Sunday, December 22, 2013

Tolkien and Moral Complexity

The Boston Sunday Globe has an article in its Ideas section by Ed Power (behind the paywall) today called "What Tolkien Didn't Do". The article is concerned with making the point that Tolkien is not truly the father of modern fantasy (the author has in mind works like Game of Thrones).  The argument is that modern fantasy owes more to the pulp fiction of the 20's and 30's than to Tolkien.

It's clear along the way that the author is not a big fan of Tolkien (guilty of "plodding" prose), and in particular what he thinks of as the simplistic moral universe of Tolkien. Tolkien has an "old-fashioned sense of moral certainty" and his failings include "prudishness, his sometimes archaic prose, and his Boy Scout characters." Power much prefers the grittier worlds of pulp fiction: "A cesspool of inequity [sic - does he mean iniquity?], populated with feuding guilds, conspiratorial cults, and cutthroats lying in wait. Lankhmar feels vividly alive in a way Middleearth arguably never does. You can almost smell the exotic spices, the open gutters, the freshly spilled blood."
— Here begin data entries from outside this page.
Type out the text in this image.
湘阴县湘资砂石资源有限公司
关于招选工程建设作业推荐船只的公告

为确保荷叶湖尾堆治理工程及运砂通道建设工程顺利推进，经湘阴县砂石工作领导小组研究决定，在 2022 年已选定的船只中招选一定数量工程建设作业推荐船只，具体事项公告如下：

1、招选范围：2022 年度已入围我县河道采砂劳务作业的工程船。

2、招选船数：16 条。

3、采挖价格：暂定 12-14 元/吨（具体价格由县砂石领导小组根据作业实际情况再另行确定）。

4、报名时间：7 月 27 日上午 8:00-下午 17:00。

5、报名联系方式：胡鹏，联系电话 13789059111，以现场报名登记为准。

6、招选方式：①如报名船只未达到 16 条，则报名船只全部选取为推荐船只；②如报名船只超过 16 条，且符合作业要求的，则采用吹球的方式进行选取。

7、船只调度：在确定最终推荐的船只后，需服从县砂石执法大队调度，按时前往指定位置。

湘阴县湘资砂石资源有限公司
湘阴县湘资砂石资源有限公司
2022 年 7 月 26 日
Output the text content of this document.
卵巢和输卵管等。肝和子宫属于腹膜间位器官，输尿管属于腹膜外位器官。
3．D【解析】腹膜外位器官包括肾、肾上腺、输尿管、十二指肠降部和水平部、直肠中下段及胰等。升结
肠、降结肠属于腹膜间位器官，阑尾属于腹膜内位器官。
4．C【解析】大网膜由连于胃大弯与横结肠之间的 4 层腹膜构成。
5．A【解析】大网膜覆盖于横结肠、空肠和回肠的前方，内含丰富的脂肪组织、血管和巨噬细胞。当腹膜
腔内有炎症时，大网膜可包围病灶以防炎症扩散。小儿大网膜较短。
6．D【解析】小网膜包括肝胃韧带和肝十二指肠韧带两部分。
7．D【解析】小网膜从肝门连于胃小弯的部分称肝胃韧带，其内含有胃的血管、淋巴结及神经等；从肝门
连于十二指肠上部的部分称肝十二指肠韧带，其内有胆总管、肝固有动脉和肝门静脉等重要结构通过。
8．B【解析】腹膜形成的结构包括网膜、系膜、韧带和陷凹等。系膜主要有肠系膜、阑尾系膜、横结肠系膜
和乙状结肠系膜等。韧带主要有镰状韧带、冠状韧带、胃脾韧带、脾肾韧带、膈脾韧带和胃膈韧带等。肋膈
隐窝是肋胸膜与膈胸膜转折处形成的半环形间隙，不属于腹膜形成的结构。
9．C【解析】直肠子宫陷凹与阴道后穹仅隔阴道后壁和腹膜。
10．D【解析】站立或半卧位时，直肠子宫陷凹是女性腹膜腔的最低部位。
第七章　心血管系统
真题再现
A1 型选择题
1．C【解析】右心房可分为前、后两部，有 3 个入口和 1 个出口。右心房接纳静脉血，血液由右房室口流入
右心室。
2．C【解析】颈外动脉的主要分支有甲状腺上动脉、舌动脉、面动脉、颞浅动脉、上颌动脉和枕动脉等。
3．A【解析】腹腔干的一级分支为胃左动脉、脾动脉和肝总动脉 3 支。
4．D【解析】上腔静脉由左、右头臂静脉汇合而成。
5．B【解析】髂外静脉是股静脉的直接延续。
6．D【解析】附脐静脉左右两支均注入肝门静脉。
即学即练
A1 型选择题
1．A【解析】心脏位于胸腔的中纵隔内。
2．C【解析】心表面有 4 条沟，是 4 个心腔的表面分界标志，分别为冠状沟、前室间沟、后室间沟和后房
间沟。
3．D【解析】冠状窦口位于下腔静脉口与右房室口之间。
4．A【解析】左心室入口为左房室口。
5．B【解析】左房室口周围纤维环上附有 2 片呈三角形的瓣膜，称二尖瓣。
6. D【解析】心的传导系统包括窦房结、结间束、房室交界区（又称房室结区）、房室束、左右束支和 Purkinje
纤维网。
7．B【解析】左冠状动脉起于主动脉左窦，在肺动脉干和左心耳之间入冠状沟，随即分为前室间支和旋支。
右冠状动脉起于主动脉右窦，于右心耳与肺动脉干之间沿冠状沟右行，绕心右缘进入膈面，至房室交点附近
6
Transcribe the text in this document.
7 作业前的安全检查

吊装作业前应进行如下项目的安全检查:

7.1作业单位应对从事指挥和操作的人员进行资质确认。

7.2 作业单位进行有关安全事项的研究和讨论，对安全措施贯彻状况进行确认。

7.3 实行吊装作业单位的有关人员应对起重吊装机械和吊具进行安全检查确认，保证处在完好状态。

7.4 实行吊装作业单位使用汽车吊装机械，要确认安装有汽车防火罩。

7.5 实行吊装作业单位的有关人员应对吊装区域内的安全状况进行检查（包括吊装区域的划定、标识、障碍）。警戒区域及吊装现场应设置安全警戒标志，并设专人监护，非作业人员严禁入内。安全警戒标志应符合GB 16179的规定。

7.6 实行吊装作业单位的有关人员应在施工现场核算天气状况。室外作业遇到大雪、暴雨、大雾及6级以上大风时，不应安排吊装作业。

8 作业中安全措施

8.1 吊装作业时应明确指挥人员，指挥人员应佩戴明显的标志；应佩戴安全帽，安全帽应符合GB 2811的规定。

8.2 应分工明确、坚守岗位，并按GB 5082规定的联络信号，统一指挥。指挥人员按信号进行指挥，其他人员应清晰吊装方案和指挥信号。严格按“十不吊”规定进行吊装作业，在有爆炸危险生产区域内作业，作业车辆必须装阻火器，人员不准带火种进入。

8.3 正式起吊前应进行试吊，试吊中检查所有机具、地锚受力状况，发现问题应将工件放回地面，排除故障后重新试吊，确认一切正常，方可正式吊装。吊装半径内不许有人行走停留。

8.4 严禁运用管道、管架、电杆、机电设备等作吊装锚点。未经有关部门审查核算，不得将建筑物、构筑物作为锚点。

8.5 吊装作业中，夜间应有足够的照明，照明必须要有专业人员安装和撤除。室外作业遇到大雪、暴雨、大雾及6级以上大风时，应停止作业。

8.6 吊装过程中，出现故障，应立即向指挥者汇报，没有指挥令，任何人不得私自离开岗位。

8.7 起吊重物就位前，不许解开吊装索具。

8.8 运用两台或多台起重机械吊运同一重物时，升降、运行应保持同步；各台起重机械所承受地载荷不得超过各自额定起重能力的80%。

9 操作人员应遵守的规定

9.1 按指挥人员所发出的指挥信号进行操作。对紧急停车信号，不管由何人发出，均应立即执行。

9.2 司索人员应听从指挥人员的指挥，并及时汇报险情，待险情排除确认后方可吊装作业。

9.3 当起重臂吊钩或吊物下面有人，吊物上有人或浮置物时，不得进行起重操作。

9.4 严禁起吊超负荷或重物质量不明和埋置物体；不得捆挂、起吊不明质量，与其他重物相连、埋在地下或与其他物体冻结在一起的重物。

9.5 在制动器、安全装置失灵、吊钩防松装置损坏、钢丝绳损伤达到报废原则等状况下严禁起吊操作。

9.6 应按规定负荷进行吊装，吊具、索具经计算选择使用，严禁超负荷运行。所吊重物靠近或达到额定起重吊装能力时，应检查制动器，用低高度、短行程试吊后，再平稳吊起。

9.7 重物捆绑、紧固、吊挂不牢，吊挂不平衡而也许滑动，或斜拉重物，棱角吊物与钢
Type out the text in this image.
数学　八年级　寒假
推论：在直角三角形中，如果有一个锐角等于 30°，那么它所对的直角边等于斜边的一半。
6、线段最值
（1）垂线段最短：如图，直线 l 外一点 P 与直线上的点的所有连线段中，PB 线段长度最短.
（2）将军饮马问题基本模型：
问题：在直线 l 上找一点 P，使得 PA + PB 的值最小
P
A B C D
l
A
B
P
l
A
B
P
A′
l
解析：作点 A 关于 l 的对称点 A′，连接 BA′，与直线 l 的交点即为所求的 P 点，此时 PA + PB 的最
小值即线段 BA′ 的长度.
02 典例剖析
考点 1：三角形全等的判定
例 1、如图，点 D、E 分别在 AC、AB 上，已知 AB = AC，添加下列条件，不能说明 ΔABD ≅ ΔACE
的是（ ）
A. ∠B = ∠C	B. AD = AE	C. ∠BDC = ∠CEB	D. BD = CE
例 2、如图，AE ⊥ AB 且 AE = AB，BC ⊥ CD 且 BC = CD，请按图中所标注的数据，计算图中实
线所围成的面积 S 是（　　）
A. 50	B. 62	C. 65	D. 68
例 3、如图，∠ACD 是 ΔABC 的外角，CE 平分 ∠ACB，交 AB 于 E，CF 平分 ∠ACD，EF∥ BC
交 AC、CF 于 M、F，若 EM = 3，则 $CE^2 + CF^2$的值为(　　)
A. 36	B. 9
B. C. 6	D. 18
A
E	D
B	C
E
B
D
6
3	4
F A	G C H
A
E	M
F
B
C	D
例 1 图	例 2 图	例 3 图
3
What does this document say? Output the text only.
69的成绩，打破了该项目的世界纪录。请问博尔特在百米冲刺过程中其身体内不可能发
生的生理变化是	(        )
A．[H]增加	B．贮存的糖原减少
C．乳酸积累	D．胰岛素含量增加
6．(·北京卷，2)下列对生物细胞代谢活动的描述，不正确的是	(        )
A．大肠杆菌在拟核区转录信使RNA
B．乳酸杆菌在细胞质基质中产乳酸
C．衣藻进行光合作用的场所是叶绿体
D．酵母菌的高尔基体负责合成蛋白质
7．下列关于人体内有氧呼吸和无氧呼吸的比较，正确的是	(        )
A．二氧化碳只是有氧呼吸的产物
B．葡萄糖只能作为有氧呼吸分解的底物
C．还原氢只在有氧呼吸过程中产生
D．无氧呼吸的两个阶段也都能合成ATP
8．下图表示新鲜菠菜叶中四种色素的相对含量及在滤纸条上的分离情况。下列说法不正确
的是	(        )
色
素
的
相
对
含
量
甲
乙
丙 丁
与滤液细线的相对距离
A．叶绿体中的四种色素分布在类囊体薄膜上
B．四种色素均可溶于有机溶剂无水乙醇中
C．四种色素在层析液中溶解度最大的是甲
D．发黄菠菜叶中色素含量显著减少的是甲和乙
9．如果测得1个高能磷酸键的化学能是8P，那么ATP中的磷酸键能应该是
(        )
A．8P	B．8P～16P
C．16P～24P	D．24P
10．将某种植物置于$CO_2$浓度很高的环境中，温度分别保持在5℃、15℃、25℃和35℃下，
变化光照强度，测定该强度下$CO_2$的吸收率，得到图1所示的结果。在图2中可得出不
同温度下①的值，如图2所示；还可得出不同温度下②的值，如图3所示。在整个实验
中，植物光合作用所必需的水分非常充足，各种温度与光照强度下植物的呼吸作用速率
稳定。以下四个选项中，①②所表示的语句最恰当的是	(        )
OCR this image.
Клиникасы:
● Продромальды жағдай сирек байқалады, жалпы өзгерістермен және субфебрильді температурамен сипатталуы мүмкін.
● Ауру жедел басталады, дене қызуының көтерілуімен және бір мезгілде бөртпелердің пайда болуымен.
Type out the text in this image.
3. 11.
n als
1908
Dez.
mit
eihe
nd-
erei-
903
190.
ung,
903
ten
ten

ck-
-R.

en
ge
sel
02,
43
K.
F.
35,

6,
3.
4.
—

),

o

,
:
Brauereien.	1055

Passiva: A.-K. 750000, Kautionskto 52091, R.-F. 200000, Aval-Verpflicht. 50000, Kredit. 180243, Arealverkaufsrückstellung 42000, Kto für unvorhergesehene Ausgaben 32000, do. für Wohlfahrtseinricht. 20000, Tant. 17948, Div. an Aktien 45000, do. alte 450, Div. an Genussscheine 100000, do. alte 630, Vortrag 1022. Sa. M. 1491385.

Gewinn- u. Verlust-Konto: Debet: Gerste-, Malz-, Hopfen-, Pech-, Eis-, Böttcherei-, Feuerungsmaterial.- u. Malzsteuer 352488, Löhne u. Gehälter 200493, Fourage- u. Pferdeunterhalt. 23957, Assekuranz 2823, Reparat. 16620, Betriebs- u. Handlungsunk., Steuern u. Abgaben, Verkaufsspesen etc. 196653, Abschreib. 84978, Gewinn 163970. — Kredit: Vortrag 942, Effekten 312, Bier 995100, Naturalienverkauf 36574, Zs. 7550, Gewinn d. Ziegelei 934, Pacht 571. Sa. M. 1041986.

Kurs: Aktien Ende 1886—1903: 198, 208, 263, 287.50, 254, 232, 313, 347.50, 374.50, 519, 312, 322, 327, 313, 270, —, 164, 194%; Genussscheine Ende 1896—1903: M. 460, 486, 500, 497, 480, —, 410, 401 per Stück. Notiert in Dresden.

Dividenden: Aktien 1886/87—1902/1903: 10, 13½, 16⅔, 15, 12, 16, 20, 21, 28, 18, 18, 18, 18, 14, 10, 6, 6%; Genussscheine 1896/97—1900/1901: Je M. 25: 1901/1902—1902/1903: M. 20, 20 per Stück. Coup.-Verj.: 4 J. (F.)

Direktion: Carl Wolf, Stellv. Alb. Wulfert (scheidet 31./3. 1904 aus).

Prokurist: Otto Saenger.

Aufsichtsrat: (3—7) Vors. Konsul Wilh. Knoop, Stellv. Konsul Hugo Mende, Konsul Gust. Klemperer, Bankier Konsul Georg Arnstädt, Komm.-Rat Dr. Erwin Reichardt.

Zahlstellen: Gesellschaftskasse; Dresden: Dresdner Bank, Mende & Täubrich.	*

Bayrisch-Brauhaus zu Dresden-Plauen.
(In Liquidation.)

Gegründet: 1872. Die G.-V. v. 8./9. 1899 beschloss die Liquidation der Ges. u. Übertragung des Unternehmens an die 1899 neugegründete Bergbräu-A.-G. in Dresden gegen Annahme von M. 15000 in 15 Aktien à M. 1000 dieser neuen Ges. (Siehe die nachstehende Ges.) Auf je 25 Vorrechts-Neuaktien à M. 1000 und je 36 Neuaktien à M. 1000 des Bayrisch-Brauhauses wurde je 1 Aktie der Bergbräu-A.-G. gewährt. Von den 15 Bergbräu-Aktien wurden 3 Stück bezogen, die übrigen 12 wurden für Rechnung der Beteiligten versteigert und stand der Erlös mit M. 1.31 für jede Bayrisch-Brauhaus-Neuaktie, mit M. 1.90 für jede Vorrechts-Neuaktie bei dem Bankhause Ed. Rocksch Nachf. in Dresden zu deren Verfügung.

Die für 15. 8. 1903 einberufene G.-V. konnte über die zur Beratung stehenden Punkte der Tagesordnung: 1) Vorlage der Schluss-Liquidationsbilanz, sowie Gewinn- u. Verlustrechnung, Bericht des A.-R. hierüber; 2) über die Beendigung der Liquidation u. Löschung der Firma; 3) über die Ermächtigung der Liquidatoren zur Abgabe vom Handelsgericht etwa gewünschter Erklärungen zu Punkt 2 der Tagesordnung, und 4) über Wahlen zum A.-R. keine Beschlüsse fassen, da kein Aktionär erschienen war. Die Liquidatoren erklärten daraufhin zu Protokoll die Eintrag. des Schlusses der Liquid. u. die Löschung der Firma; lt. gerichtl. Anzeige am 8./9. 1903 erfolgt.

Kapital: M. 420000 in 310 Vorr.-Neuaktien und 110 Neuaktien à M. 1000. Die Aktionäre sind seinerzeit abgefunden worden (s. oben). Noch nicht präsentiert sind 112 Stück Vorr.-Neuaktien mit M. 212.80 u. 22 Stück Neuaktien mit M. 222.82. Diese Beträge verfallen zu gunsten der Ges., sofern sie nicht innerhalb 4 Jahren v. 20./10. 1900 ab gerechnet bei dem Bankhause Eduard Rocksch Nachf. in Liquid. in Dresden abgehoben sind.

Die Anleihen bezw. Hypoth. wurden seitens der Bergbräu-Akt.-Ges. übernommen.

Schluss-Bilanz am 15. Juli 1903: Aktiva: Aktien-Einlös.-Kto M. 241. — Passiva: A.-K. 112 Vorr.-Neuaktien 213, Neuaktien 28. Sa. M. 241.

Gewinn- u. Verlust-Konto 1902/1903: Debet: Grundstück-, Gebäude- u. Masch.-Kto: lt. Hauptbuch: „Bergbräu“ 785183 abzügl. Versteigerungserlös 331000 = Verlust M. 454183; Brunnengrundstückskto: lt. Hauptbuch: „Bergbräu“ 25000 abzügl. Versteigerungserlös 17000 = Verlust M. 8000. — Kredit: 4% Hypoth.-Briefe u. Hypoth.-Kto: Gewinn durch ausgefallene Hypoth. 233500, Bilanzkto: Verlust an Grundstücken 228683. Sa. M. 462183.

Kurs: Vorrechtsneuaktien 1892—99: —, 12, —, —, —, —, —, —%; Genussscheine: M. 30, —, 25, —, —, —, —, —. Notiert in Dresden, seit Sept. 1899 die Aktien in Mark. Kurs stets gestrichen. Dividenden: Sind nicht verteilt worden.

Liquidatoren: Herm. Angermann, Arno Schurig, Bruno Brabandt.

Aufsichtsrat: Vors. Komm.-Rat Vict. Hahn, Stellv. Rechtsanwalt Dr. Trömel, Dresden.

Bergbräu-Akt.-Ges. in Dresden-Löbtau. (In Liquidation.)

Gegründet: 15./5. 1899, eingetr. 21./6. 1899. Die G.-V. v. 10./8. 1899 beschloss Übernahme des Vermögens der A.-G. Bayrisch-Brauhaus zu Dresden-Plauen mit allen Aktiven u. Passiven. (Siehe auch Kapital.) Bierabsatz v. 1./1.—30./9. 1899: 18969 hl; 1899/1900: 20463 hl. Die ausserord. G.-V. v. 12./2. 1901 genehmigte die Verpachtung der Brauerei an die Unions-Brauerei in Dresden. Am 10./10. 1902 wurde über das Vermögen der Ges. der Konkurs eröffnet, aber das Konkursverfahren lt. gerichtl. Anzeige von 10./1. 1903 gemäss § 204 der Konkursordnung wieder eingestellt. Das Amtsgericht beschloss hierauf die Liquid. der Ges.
I'm not concerned with whether Tolkien truly is the father of modern fantasy, but I would dispute the common presumption that "gritty" fiction is somehow more realistic than the allegedly simplistic fiction of a writer like Tolkien. Ultimately, it involves the mistake of thinking that vice is more real than virtue. But Boy Scouts, whether or not Power has a use for them, are after all real people. And as philosophers since Plato have argued, vice cannot be more real than virtue (or evil than good), because both vice and evil are parasitic on virtue and the good. The feuding guilds, conspiratorial cults and cutthroats of Lankhmar are only possible because somewhere else in that universe are good, ordinary (and, from the sophisticated perspective of Power, boring) people tending the crops, spinning the wool, minding the shops and raising the children. Without the latter the former would soon starve to death. But the latter can get on quite well without the former, in fact better without them, which is why the classical philosophers understood that good is more fundamental, and real, than evil - even if modern pulp writers prefer not to show the goodness on which their worlds depend.

Tolkien was not afraid to show it. The difference between Tolkien and the pulp writers preferred by Power is not the presence of conspiratorial cults and cutthroats in the one and their absence in the other.  Middle Earth has its cult of Saruman and its conspiracies (Grima Wormtongue). The difference is rather the location of the moral center of the story. In  The Lord of The Rings the moral center is The Shire, the pastoral home of the Hobbits inspired by the English countryside of Tolkien's youth (a real place, after all). The Shire is real, perhaps the most real place in Middle Earth (except, perhaps Rivendell), and it is rather evil places like the Mines of Moria and Mordor that suffer a murky reality in comparison. The story has morally complex characters (like Boromir) but there is never any doubt that some things are truly good and others truly evil - and "there is some good in this world, and it is worth fighting for" (Sam Gamgee).

Contemporary writers like Power find such moral certainty unsophisticated- or "old-fashioned." The use of "old-fashioned" as a criticism is revealing, however, as it is nothing other than an historical conceit. Surely the relevant question regarding moral certainty is whether it is true or false, not whether it is old-fashioned, for if moral certainty is possible, would it not remain stable over time? What's really going on is that Power find's Tolkien's description of goodness boring (thus the "plodding") and wants to dismiss it without doing the work to substantively address it, and what easier way to do that than to dismiss it in terms of the calendar.

But Power never addresses the fact that Tolkien has an enduring permanence that his favorite pulp writers do not. The Lord of the Rings is a work beloved by more than just fantasy nerds. And that is because the pulp works provide a certain superficial thrill, but having no moral center - and you can't have one without moral certainty - they have no depth and no staying power. Men may dabble with the fun of the gutter or conspiracies, but what they really want is to come home - to the Shire.